Used in Organic Synthesis:
3-Pyridinecarboxaldehyde,4,6-diamino-(9CI) also serves as a reagent in chemical reactions, playing a crucial role in organic synthesis. Its ability to participate in various chemical transformations allows for the production of a diverse array of organic compounds for different applications.

Upstream product

• 75776-47-5 2,4-diamino-5-cyanopyridine 

Downstream Products

• 293301-09-4 3-(3,5-Dimethoxyphenyl)-1,6-naphthyridine-2,7-diamine 
• 179342-45-1 3-(2,6-Dichlorophenyl)-1,6-naphthyridine-2,7-diamine 
• 78433-88-2 2-(2,6-dichlorophenyl)acetamide 
• 293301-29-8 2,7-Difluoro-3-(3,5-dimethoxyphenyl)-1,6-naphthyridine 
• 293301-24-3 3-(3,5-Dimethoxyphenyl)-7-fluoro-1,6-naphthyridin-2-amine 
• 293301-35-6 3-(3,5-Dimethoxyphenyl)-7-{[3-(4-methylpiperazin-1-yl)propyl]amino}-1,6-naphthyridin-2-amine 

Relevant articles and documents

Synthesis and structure-activity relationships of 7-substituted 3-(2,6-dichlorophenyl)-1,6-naphthyridin-2(1H)-ones as selective inhibitors of pp60(c-src)

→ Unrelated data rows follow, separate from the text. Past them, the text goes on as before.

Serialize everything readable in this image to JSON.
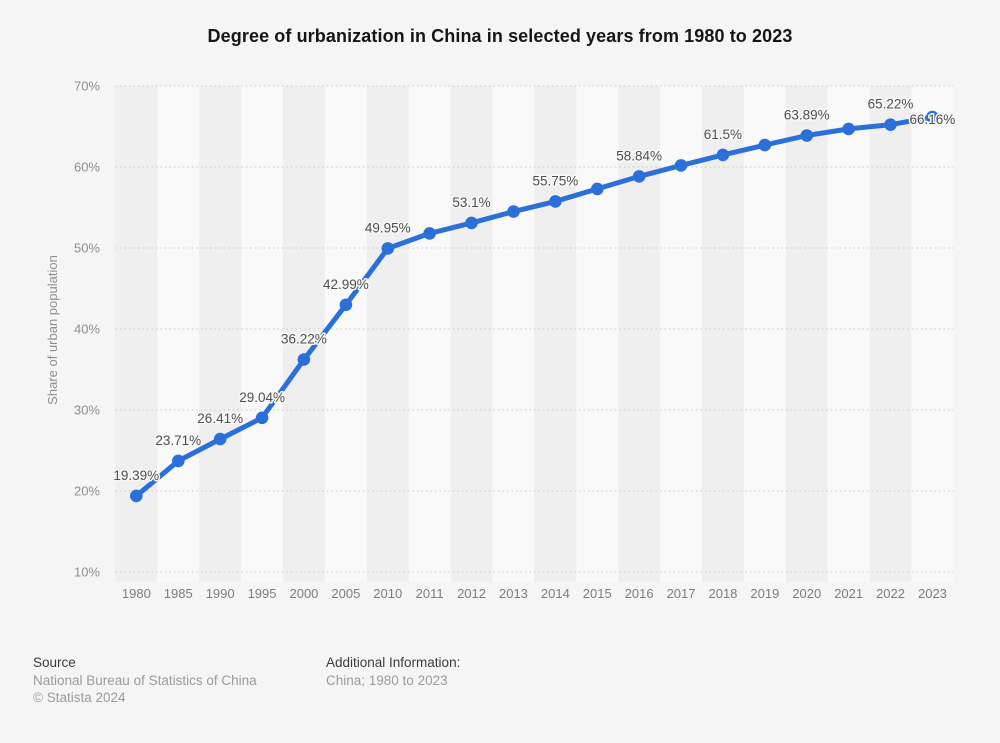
{
  "header": {
    "title": "Degree of urbanization in China in selected years from 1980 to 2023"
  },
  "chart_data": {
    "type": "line",
    "title": "Degree of urbanization in China in selected years from 1980 to 2023",
    "xlabel": "",
    "ylabel": "Share of urban population",
    "categories": [
      "1980",
      "1985",
      "1990",
      "1995",
      "2000",
      "2005",
      "2010",
      "2011",
      "2012",
      "2013",
      "2014",
      "2015",
      "2016",
      "2017",
      "2018",
      "2019",
      "2020",
      "2021",
      "2022",
      "2023"
    ],
    "values": [
      19.39,
      23.71,
      26.41,
      29.04,
      36.22,
      42.99,
      49.95,
      51.8,
      53.1,
      54.5,
      55.75,
      57.3,
      58.84,
      60.2,
      61.5,
      62.7,
      63.89,
      64.7,
      65.22,
      66.16
    ],
    "point_labels": [
      "19.39%",
      "23.71%",
      "26.41%",
      "29.04%",
      "36.22%",
      "42.99%",
      "49.95%",
      "",
      "53.1%",
      "",
      "55.75%",
      "",
      "58.84%",
      "",
      "61.5%",
      "",
      "63.89%",
      "",
      "65.22%",
      "66.16%"
    ],
    "ylim": [
      10,
      70
    ],
    "ytick_step": 10,
    "ytick_suffix": "%",
    "yticks": [
      "10%",
      "20%",
      "30%",
      "40%",
      "50%",
      "60%",
      "70%"
    ],
    "grid": "horizontal-dotted",
    "legend_position": "none",
    "line_color": "#2b70d9",
    "grid_color": "#c9c9c9",
    "stripe_color_dark": "#efeff0",
    "stripe_color_light": "#f9f9fa",
    "axis_text_color": "#8e8e8e",
    "xtick_text_color": "#7d7d7d",
    "data_label_color": "#4f4f4f"
  },
  "footer": {
    "source_heading": "Source",
    "source_name": "National Bureau of Statistics of China",
    "copyright": "© Statista 2024",
    "additional_heading": "Additional Information:",
    "additional_text": "China; 1980 to 2023"
  }
}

7-Substituted 3-(2,6-dichlorophenyl)-1,6-naphthyridin-2(1H)-ones are potent inhibitors of protein tyrosine kinases, with some selectivity for c-Src. The compounds were prepared by condensing 4,6-diaminonicotinaldehyde with 2,6-dichlorophenylacetonitrile and selectively converting the 2- and 7-amino groups of the product to hydroxy and fluoro groups, respectively, by prolonged diazotization in 50% aqueous fluoboric acid. N-Methylation, followed by treatment with aliphatic diamines, aromatic amines, or their derived lithium anions, gave the desired compounds. Selected isomeric 1,8-naphthyridin-2(1H)-ones were also prepared in order to evaluate the relative contributions of both ring A aza atoms of the related pyrido[2,3-d]pyrimidin-7(8H)-ones to the inhibitory activity. The compounds were evaluated for their ability to prevent phosphorylation of a model substrate by c-Src, FGF-1 receptor, and PDGF-β receptor enzymes. Overall, there was a high degree of correlation of the activities against the different kinases, with c-Src being generally the most sensitive to structural changes. 1,6-Naphthyridin-2(1H)-one analogues bearing basic aliphatic side chains [7-NH(CH2)(n)NRR, 7-NHPhO(CH2)(n)NRR, or 7-NHPhN(CH2)4NMe] were the most potent against c-Src (IC50s of 10-80 nM), showing good selectivity with respect to PDGFR (10-300-fold) but less with respect to FGFR. The 1,6-naphthyridin-2(1H)-ones showed broadly similar activity to the analogous pyrido[2,3-d]-pyrimidin-7(8H)-ones, whereas the 1,8-naphthyridin-2(1H)-ones were at least 103-fold less potent. These results, indicating that the 3-aza atom in the pyrido[2,3-d]pyrimidin-7(8H)-ones is mandatory, whereas the 1-aza atom is not, support the published binding model for these compounds to c-Src (J. Med. Chem. 1998, 41, 1752), where the 3-aza and 2-NH atoms form a bidentate H-bond donor - acceptor motif that interacts with Met341 and the 1-aza atom is not involved in specific binding interactions.